This repository contains a Python script to programmatically scrape benchmark data from the Vals.ai Benchmarks website. The goal is to provide a structured, machine-readable dataset of LLM performance metrics (Accuracy, Cost Input/Output, Latency) across various benchmarks, updated daily.
The scraped data is stored in a JSON file (benchmarks_data.json
) in this repository, allowing for easier analysis, comparison, and visualization of different Large Language Models and their providers.
- Scrapes all available benchmark links from the main Vals.ai benchmarks page.
- Visits each benchmark page to extract detailed model data.
- Uses Selenium to dynamically load and capture all available benchmark entries on each page, ensuring comprehensive data collection beyond initial view limits.
- Parses Model Name, Company (from SVG icon filename), Accuracy, Cost Input, Cost Output, and Latency for each model.
- Stores the collected data in a structured JSON format.
- Includes a timestamp for when the data was last updated.
- Automated daily updates via GitHub Actions (see Automation).
- Python 3.x installed.
pip
(Python package installer).
- Clone this repository:
git clone https://github.com/lucianosarno/llm-benchmarks-costs-parser.git cd llm-benchmarks-costs-parser
- (Recommended) Create and activate a Python virtual environment:
python3 -m venv .venv source .venv/bin/activate # On Windows use `.venv\Scripts\activate`
- Install the required Python libraries:
pip install -r requirements.txt
To run the scraping script manually:
source .venv/bin/activate # Activate virtual environment if you created one
python vals_parser.py
This script will fetch the latest data and update the benchmarks_data.json file in the root of the repository. Data Output: benchmarks_data.json
The core output of the script is the benchmarks_data.json file. This file contains a JSON object with the following structure:
{
"timestamp_utc": "YYYY-MM-DDTHH:MM:SS.ssssss", // UTC timestamp of the data scrape
"benchmarks": [
{
"benchmark": "benchmark-name-from-url", // e.g., "legal-qa"
"model": "Model Name", // e.g., "Grok 3 Beta"
"company": "Company Name", // e.g., "xAI", "OpenAI"
"accuracy": "Percentage%", // e.g., "88.1%"
"cost_input": "$Value", // e.g., "\$3.00"
"cost_output": "$Value", // e.g., "\$15.00"
"latency": "Value s" // e.g., "3.91 s"
},
// ... more model entries ...
]
}
You can view the latest version of this file directly on GitHub or access its raw content via:
The data collected by this script is used to power interactive dashboards hosted on Zoho Analytics, providing visual insights into LLM performance across benchmarks and providers.
https://analytics.zoho.com/open-view/2732937000006457007
This chart aggregates data by provider, showing average costs across different benchmarks.
https://analytics.zoho.com/open-view/2732937000006459493 This chart provides a detailed view of individual model performance and costs per benchmark.
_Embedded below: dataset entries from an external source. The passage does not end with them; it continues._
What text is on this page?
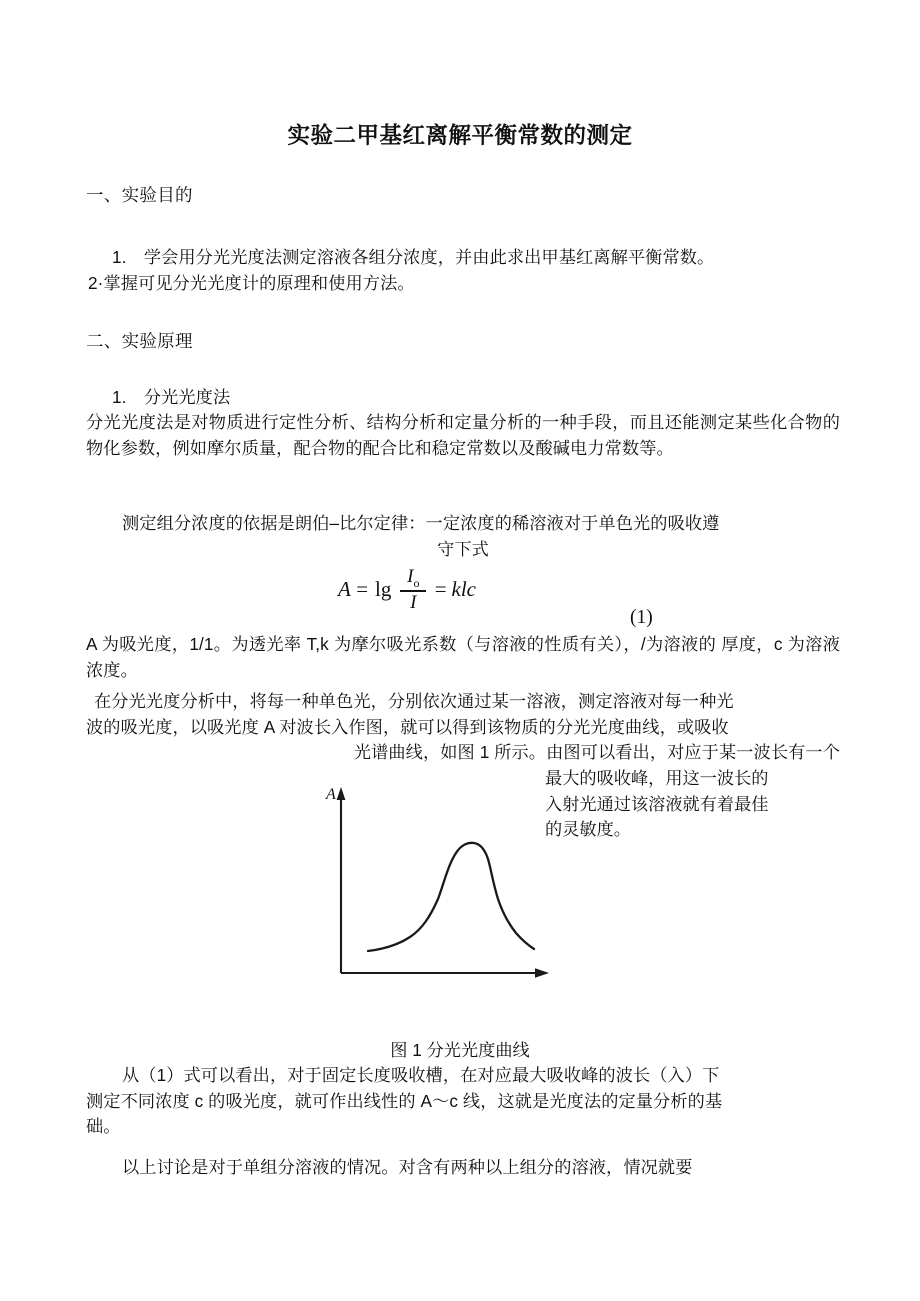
实验二甲基红离解平衡常数的测定
一、实验目的
1.　学会用分光光度法测定溶液各组分浓度，并由此求出甲基红离解平衡常数。
2·掌握可见分光光度计的原理和使用方法。
二、实验原理
1.　分光光度法
分光光度法是对物质进行定性分析、结构分析和定量分析的一种手段，而且还能测定某些化合物的物化参数，例如摩尔质量，配合物的配合比和稳定常数以及酸碱电力常数等。
测定组分浓度的依据是朗伯–比尔定律：一定浓度的稀溶液对于单色光的吸收遵
守下式
$A = \lg \frac{I_o}{I}$ = klc
(1)
A 为吸光度，1/1。为透光率 T,k 为摩尔吸光系数（与溶液的性质有关），/为溶液的 厚度，c 为溶液浓度。
在分光光度分析中，将每一种单色光，分别依次通过某一溶液，测定溶液对每一种光
波的吸光度，以吸光度 A 对波长入作图，就可以得到该物质的分光光度曲线，或吸收
光谱曲线，如图 1 所示。由图可以看出，对应于某一波长有一个
最大的吸收峰，用这一波长的
入射光通过该溶液就有着最佳
的灵敏度。
A
图 1 分光光度曲线
从（1）式可以看出，对于固定长度吸收槽，在对应最大吸收峰的波长（入）下
测定不同浓度 c 的吸光度，就可作出线性的 A～c 线，这就是光度法的定量分析的基
础。
以上讨论是对于单组分溶液的情况。对含有两种以上组分的溶液，情况就要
https://analytics.zoho.com/open-view/2732937000006462636 This chart groups the data by the benchmark categories themselves (e.g., Legal QA, Coding, Reasoning), allowing comparison of how models perform on average within specific domains.
Both embedded charts offer interactive filters to refine the data being displayed:
Located on the chart interface, this filter allows you to set a minimum accuracy threshold. Only models that achieved an accuracy score above this minimum percentage in all benchmarks included in the current view will be shown. This helps focus on top-performing models.
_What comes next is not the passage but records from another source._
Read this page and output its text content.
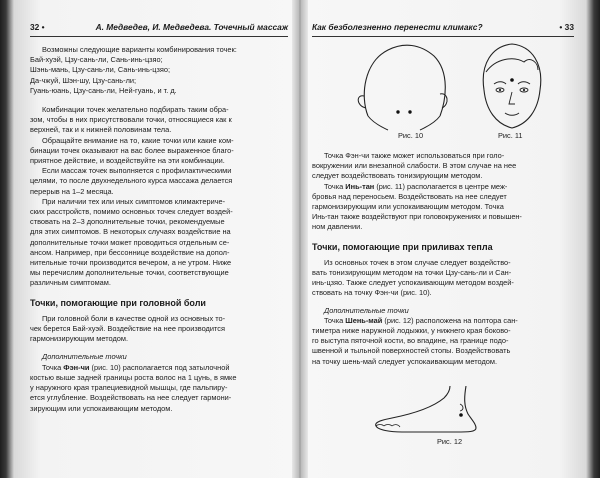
32 •	А. Медведев, И. Медведева. Точечный массаж

Возможны следующие варианты комбинирования точек:

Бай-хуэй, Цзу-сань-ли, Сань-инь-цзяо;

Шэнь-мань, Цзу-сань-ли, Сань-инь-цзяо;

Да-чжуй, Шэн-шу, Цзу-сань-ли;

Гуань-юань, Цзу-сань-ли, Ней-гуань, и т. д.

Комбинации точек желательно подбирать таким обра-

зом, чтобы в них присутствовали точки, относящиеся как к

верхней, так и к нижней половинам тела.

Обращайте внимание на то, какие точки или какие ком-

бинации точек оказывают на вас более выраженное благо-

приятное действие, и воздействуйте на эти комбинации.

Если массаж точек выполняется с профилактическими

целями, то после двухнедельного курса массажа делается

перерыв на 1–2 месяца.

При наличии тех или иных симптомов климактериче-

ских расстройств, помимо основных точек следует воздей-

ствовать на 2–3 дополнительные точки, рекомендуемые

для этих симптомов. В некоторых случаях воздействие на

дополнительные точки может проводиться отдельным се-

ансом. Например, при бессоннице воздействие на допол-

нительные точки производится вечером, а не утром. Ниже

мы перечислим дополнительные точки, соответствующие

различным симптомам.

Точки, помогающие при головной боли

При головной боли в качестве одной из основных то-

чек берется Бай-хуэй. Воздействие на нее производится

гармонизирующим методом.

Дополнительные точки

Точка Фэн-чи (рис. 10) располагается под затылочной

костью выше задней границы роста волос на 1 цунь, в ямке

у наружного края трапециевидной мышцы, где пальпиру-

ется углубление. Воздействовать на нее следует гармони-

зирующим или успокаивающим методом.

Как безболезненно перенести климакс?	• 33
Рис. 10	Рис. 11

Точка Фэн-чи также может использоваться при голо-

вокружении или внезапной слабости. В этом случае на нее

следует воздействовать тонизирующим методом.

Точка Инь-тан (рис. 11) располагается в центре меж-

бровья над переносьем. Воздействовать на нее следует

гармонизирующим или успокаивающим методом. Точка

Инь-тан также воздействуют при головокружениях и повышен-

ном давлении.

Точки, помогающие при приливах тепла

Из основных точек в этом случае следует воздейство-

вать тонизирующим методом на точки Цзу-сань-ли и Сан-

инь-цзяо. Также следует успокаивающим методом воздей-

ствовать на точку Фэн-чи (рис. 10).

Дополнительные точки

Точка Шень-май (рис. 12) расположена на полтора сан-

тиметра ниже наружной лодыжки, у нижнего края боково-

го выступа пяточной кости, во впадине, на границе подо-

швенной и тыльной поверхностей стопы. Воздействовать

на точку шень-май следует успокаивающим методом.

Рис. 12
This date filter allows you to select the data from a specific date's scrape. The script saves data with a timestamp_utc, and this filter uses that timestamp to let you view historical snapshots of the benchmark results.
The charts primarily visualize costs based on the 'Cost Input' metric from the scraped data. It's important to note that the raw data in benchmarks_data.json includes both 'Cost Input' and 'Cost Output', which are often proportional or related based on the model's pricing structure. The charts may simplify by focusing on one metric, but the full cost breakdown is available in the source JSON.
The script is configured to run daily using GitHub Actions. This ensures the benchmarks_data.json file is automatically updated with the latest information from Vals.ai without manual intervention.
(Note: This README assumes you will set up the GitHub Action workflow. You'll need to create the .github/workflows directory and a .yml file for the workflow configuration.) Contributing
Contributions are welcome! If you find issues or have suggestions for improvements (e.g., adding more data points, improving parsing robustness), please open an issue or submit a pull request. License
This project is licensed under the MIT License.